School: Wake Forest
Height/Weight: 6’8″, 215 pounds
Jaylen Hoard has NBA size at age 19 as he stands 6’8″ with a wingspan longer than 7’0″. His standing reach even nearly touches the rim.
Hoard doesn’t just have the size, his athleticism is also NBA ready. He is a freakish athlete with a playing style that’s perfect for today’s NBA. He’s an explosive leaper, versatile defender, and strong finisher at the rim.
Right now he’s the perfect compliment to a wing scorer. He’ll likely begin his career as an energy player off the bench.
What makes Hoard such an interesting prospect is that he does all of the little things well in small-ball lineups. He can rebound, block shots, disrupt passing lanes, defend the perimeter, and run in transition. Hoard is a small-ball prospect in a small-ball NBA.
Rebounding is one of Hoard’s biggest strengths. What makes Hoard such an excellent rebounder is his willingness to rebound on both ends. He’s strong enough to box out most forwards and can make his way to the rim with ease. A solid amount of Hoard’s offensive game relies on put-backs and high percentage second chance opportunities.
Another offensive strength for Hoard is his mid-range game. Hoard is an excellent mid-range shooter. His quick first step allows him to create space with his defender. Once he gets separation, he’s confident in his shot. That quick step also gives him space to drive the lane.

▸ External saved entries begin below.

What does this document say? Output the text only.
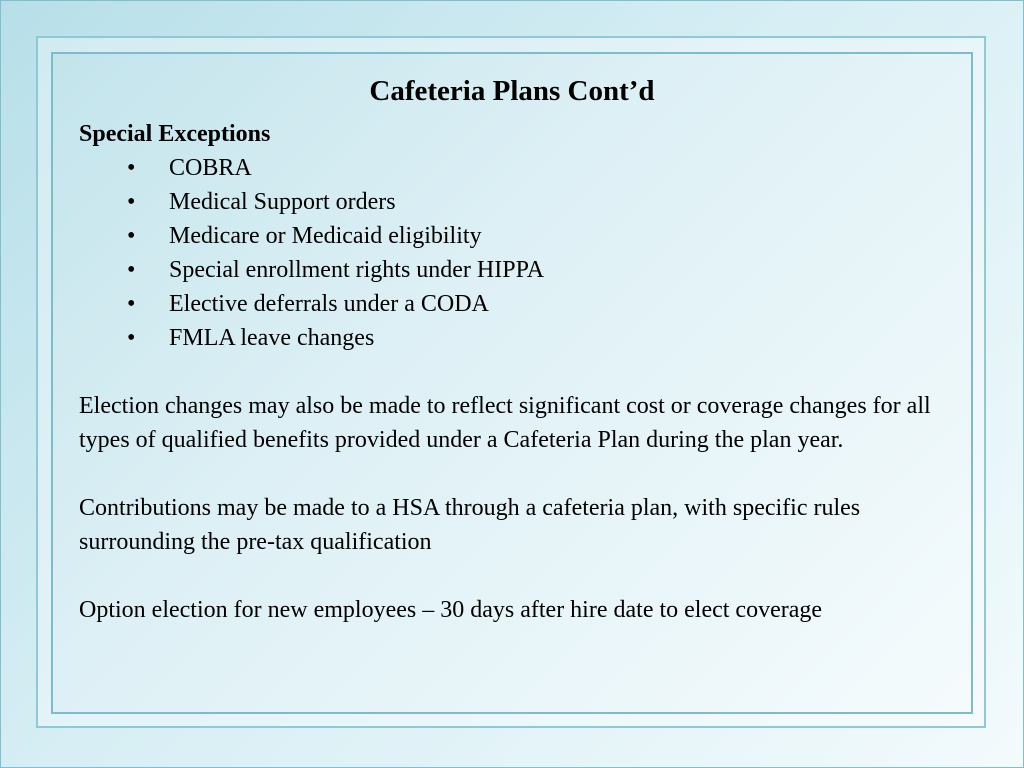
Cafeteria Plans Cont’d

Special Exceptions

• COBRA
• Medical Support orders
• Medicare or Medicaid eligibility
• Special enrollment rights under HIPPA
• Elective deferrals under a CODA
• FMLA leave changes

Election changes may also be made to reflect significant cost or coverage changes for all types of qualified benefits provided under a Cafeteria Plan during the plan year.

Contributions may be made to a HSA through a cafeteria plan, with specific rules surrounding the pre-tax qualification

Option election for new employees – 30 days after hire date to elect coverage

Hoard is also an excellent slasher. This is where Hoard is most effective in the half court. His explosive first step allows him to create separation from his defender for easy opportunities in the paint as mentioned. Expect him to make frequent back door cuts in the NBA. The more he runs and makes intelligent cuts, the more effective he’ll be at the next level.
Defensively, Hoard already has the ability to defend the two through four at the NBA level. He’s balanced enough to defend the two, long enough to defend the three, and strong enough to defend the four. I’m quite confident that his defensive ability will translate immediately into the NBA.
Jaylen Hoard needs to improve his shooting. Hoard’s been inefficient shooting from three when advancing from high school to college. That doesn’t bode well for his transition into the NBA.
Hoard’s shooting issues come from his lack of confidence and lack of shooting. When he attempts a three, Hoard shoots with the fear that he is going to miss. He also doesn’t take enough shots. His form is solid, but he’s not building off it in college. His foul shooting has also been very underwhelming. That must improve if he wants to play late in games.
Another area that needs improvement is turnovers. Hoard is a turnover machine off of the wing. His high usage affects his turnovers, but teams need to trust him to make smart decisions when he has the basketball. He commits too many sloppy and unforced turnovers.
Hoard also needs to find some game flow consistency. He disappears too often in games. He makes the biggest impact when he’s playing uptempo and dominating in transition. When the transition game isn’t working, Hoard tends to disappear.
We are expecting Jaylen Hoard to forgo his sophomore season and declare for the 2019 NBA Draft. I expect him to be selected at the end of the first or early in the second round.
The team that will get the most out of Hoard is one that plays defense with an emphasis on a transition offense. Hoard needs to use his athleticism and versatility to his advantage. If he gets selected to a team that relies on shooting, Hoard won’t be in a position to reach his full potential. His potential is through the roof, but he needs to play under the right system. The small-ball direction bodes well for Hoard’s long-term success.